Em Contestação, a Requerida aduziu: que o valor da parcela foi formalmente convencionado; que o contrato foi efetivado com a devida observância dos preceitos legais; que não houve vício de consentimento e que não foi dada nenhuma garantia da contemplação.
Sobreveio sentença, resumidamente, nos termos que se seguem: Compulsando os autos, em que pese as provas juntadas pela parte requerente, verificou-se que a requerida informou ao autor que a contemplação não ocorreria na primeira assembleia, mas em qualquer momento durante o prazo do consórcio, conforme ID 25343465. A parte requerida juntou conversa gravada com o demandante onde procedeu com a informação, tendo o autor confirmado e que se observou também que o autor juntou carta de cancelamento do contrato onde informa o motivo como sendo pessoal e não por falha na prestação do serviço pela requerida.

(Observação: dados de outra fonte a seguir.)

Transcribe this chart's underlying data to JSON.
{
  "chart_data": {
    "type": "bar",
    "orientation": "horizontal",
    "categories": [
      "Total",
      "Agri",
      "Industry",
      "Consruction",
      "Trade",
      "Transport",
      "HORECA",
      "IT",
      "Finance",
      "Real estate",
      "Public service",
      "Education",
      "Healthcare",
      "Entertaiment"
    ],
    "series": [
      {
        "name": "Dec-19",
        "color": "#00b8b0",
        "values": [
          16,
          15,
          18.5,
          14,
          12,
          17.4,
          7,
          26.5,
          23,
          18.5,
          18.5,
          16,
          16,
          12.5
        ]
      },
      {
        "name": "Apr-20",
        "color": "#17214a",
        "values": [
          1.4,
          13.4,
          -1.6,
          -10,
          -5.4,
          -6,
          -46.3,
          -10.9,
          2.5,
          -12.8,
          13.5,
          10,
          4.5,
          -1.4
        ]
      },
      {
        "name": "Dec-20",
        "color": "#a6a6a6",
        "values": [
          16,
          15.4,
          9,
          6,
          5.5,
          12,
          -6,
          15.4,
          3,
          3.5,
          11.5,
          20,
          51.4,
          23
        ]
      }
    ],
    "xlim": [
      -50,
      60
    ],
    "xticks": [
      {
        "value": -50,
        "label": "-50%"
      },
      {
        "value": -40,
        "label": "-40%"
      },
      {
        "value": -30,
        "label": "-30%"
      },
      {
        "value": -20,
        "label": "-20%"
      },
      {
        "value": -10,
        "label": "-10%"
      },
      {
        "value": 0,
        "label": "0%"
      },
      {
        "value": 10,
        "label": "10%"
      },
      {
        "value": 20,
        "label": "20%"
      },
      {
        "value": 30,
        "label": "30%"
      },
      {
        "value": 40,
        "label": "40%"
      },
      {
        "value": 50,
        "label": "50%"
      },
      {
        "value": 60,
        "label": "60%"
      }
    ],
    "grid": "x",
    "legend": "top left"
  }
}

Ante ao exposto, JULGO IMPROCEDENTE o pedido, com fulcro no artigo 487, I, do NCPC, e, por consequência:a) Deixo de condenar a requerida em danos materiais e repetição de indébito; b) Deixo de condenar a requerida em danos morais. Defiro o benefício da justiça gratuita.
Inconformado, o Recorrente, alegou em suas razões: que firmou contrato de consórcio com a Recorrida; que foi enganado em relação a data da contemplação do bem; que solicitou o cancelamento do contrato e que não recebeu a quantia já paga. Por fim, requereu a reforma da sentença, julgando procedentes os pedidos constantes na inicial.

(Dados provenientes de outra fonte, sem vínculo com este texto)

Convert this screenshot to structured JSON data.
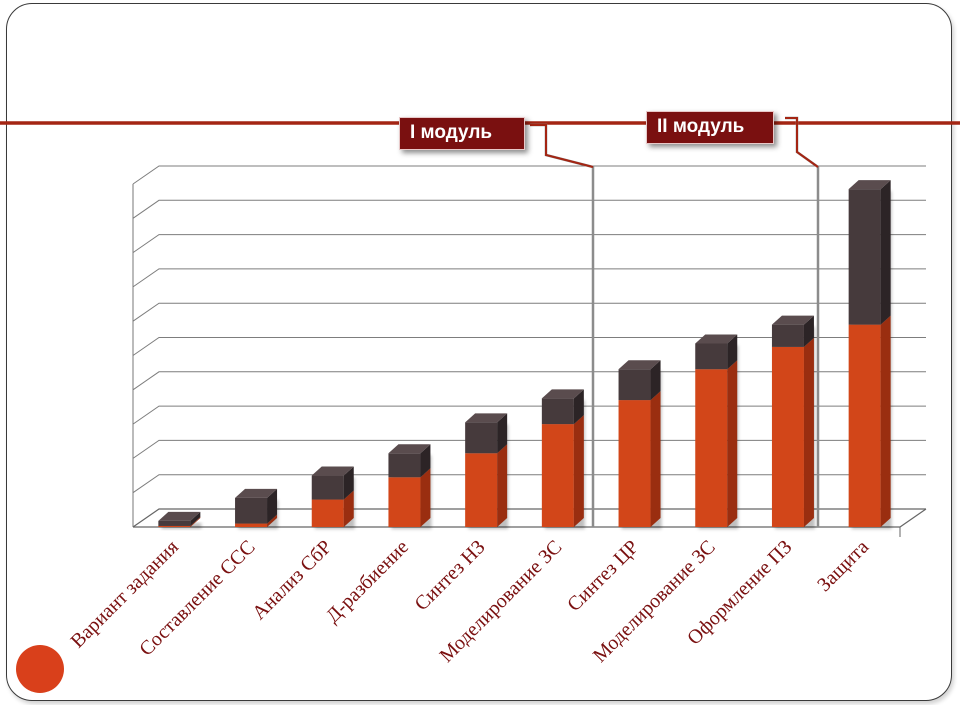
{
  "colors": {
    "bar_front": "#d24619",
    "bar_side": "#9a2e10",
    "cap_front": "#463a3c",
    "cap_side": "#2c2426",
    "accent_line": "#a42513",
    "module_box": "#7a1010",
    "corner_circle": "#d9401b"
  },
  "modules": [
    {
      "label": "I модуль"
    },
    {
      "label": "II модуль"
    }
  ],
  "chart_data": {
    "type": "bar",
    "stacked": true,
    "three_d": true,
    "grid": true,
    "ylim": [
      0,
      100
    ],
    "categories": [
      "Вариант задания",
      "Составление ССС",
      "Анализ СбР",
      "Д-разбиение",
      "Синтез НЗ",
      "Моделирование ЗС",
      "Синтез ЦР",
      "Моделирование ЗС",
      "Оформление ПЗ",
      "Защита"
    ],
    "series": [
      {
        "values": [
          0.3,
          1,
          8,
          14.5,
          21.5,
          30,
          37,
          46,
          52.5,
          59
        ]
      },
      {
        "values": [
          1.5,
          7.5,
          7,
          7,
          9,
          7.5,
          9,
          7.5,
          6.5,
          39.5
        ]
      }
    ]
  }
}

Contrarrazões refutando as razões do recurso e pedindo a manutenção da sentença, nos exatos fundamentos em que se encontra.
É o relatório.
VOTO
Presentes os pressupostos de admissibilidade, conheço do recurso.
Após a análise dos argumentos das partes e do acervo probatório existente nos autos, entendo que a sentença recorrida não merece reparos, devendo ser confirmada por seus próprios e jurídicos fundamentos, o que se faz na forma do disposto no artigo 46 da Lei 9.099/95, com os acréscimos constantes da ementa que integra este acórdão.
“Art. 46. O julgamento em segunda instância constará apenas da ata, com a indicação suficiente do processo, fundamentação sucinta e parte dispositiva. Se a sentença for confirmada pelos próprios fundamentos, a súmula do julgamento servirá de acórdão”.
Diante do exposto, NEGO PROVIMENTO ao recurso, mantendo a sentença a quo em todos os seus termos.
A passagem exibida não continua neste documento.